The Detroit Pistons will hold their first three-on-three basketball tournament on July 13. Taking place in and around Little Caesars Arena, the day-long tournament will give nearly 1,000 metro Detroit basketball players the chance to compete for a three-on-three championship title. But the fun doesn’t start there. Prior the tournament, the Pistons are giving back to locals with a few activities. Today, the team hosted a Basketball for All community day, during which participants cleaned and beautified Rouge Park with the Detroit Pistons and Rock Ventures employees. They also held a free basketball clinic for neighborhood youths. And, on July 12, a registration rally will take place for the tournament at Campus Martius and feature public free throw and three-point shooting contests, the StockX Hall of Fake — an exhibition comprised of the most convincing fakes the company’s authenticators have encountered — live DJ’s, and giveaways.

Prior to the events, Hour Detroit spoke with Earl Cureton, who is a former Detroit Pistons player, two-time NBA champion, and the team’s ambassador to the community. Here, he shares details about this weekend’s activities and how the team is making a difference locally.

Hour Detroit: Can you tell us tell us a bit about the events taking place over the next few days?

Earl Cureton: We’re kicking it off Thursday, the 11th, at Rouge Park. We have 100 employees going out to beautify the area. We’ll be doing park benches, planting trees, and clearing up the whole area for the community. One of the courts we put in as part of our Basketball for All program is at Rouge Park, so we’ll also have a clinic out there and some of our former players will be there. The following day we’ll have registration. Then, the 13th will be a huge day. We were shooting to get 200 teams for the tournament, and we exceeded that. We have every division you can imagine, including men, women, girls, boys, and wheelchair.

How are you personally involved in the events?

I’ll be hands-on with just about everything, from contributing to the beautification efforts, to helping put teams into the three-on-three, to mingling with our youths.
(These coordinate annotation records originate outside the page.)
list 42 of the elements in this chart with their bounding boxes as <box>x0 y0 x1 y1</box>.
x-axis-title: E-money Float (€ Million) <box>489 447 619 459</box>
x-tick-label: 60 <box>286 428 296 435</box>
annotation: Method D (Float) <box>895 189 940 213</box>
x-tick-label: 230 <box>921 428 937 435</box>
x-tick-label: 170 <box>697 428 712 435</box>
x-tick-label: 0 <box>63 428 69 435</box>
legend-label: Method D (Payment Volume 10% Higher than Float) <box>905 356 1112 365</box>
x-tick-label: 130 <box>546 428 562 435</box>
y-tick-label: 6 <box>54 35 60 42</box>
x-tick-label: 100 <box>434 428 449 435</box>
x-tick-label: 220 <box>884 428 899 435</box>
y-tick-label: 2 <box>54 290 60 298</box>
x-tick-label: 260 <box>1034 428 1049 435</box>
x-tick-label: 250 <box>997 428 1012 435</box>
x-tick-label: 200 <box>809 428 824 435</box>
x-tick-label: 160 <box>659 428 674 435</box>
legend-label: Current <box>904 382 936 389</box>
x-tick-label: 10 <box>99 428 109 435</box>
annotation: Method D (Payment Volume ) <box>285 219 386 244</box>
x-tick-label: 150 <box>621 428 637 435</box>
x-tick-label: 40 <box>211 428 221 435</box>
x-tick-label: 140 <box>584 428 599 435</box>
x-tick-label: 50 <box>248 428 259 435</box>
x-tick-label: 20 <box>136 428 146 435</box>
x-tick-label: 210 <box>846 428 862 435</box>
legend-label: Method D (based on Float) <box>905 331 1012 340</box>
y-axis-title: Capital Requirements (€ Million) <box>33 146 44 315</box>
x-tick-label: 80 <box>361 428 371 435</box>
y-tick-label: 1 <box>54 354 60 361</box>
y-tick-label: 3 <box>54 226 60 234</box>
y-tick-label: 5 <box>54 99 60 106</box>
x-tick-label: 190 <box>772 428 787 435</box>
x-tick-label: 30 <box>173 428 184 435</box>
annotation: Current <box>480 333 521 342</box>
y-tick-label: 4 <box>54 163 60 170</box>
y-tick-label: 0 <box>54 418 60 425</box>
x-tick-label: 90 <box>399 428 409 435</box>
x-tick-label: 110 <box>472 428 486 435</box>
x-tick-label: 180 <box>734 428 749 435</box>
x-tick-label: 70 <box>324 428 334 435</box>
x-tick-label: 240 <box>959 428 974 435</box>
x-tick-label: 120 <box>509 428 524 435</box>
I grew up on the east side of Detroit, so this is a way for me to give back. I can pass my story along to all the kids in the community and tell them the importance of not just basketball, but the importance of life and education. I know what it meant to me as a kid to be able to see [former Pistons player] Bob Lanier come into my community and put on clinics in the parking lot. For me, it’s really special to get an opportunity to do that.

There are a lot of ways to become involved in the community. Why did the Detroit Pistons choose these specific initiatives?
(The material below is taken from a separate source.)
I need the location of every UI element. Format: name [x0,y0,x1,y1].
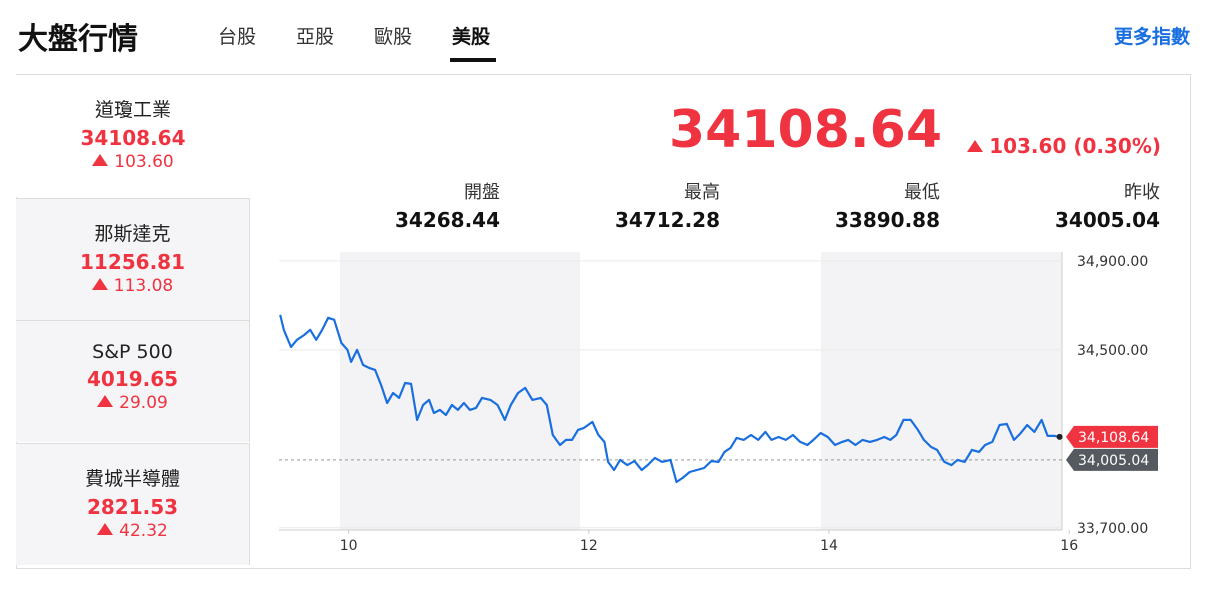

Cleaning and beautifying the neighborhoods is important because you can create a whole change in attitude. When you’re in an environment that looks good, it makes you feel good. We want to get it started bit also show the communities so they can take care of the areas they’re in.

This is meant to become an annual event. What effect do you hope this will have on the community over time?

We want to be involved in the community, and we want to get the kids doing more positive things in the community. We want to give youths something to do when they’re out of school. I think when you’re in these types of environments, it can keep you out of trouble. Being involved and having the right mentors around can cut back on a lot of the negative things that happen in Detroit. Even from a fitness standpoint, we’ve got a lot of obesity right now, because kids don’t get out and play or exercise. We hope these events will be impactful to youths from a health standpoint as well as a mentoring standpoint.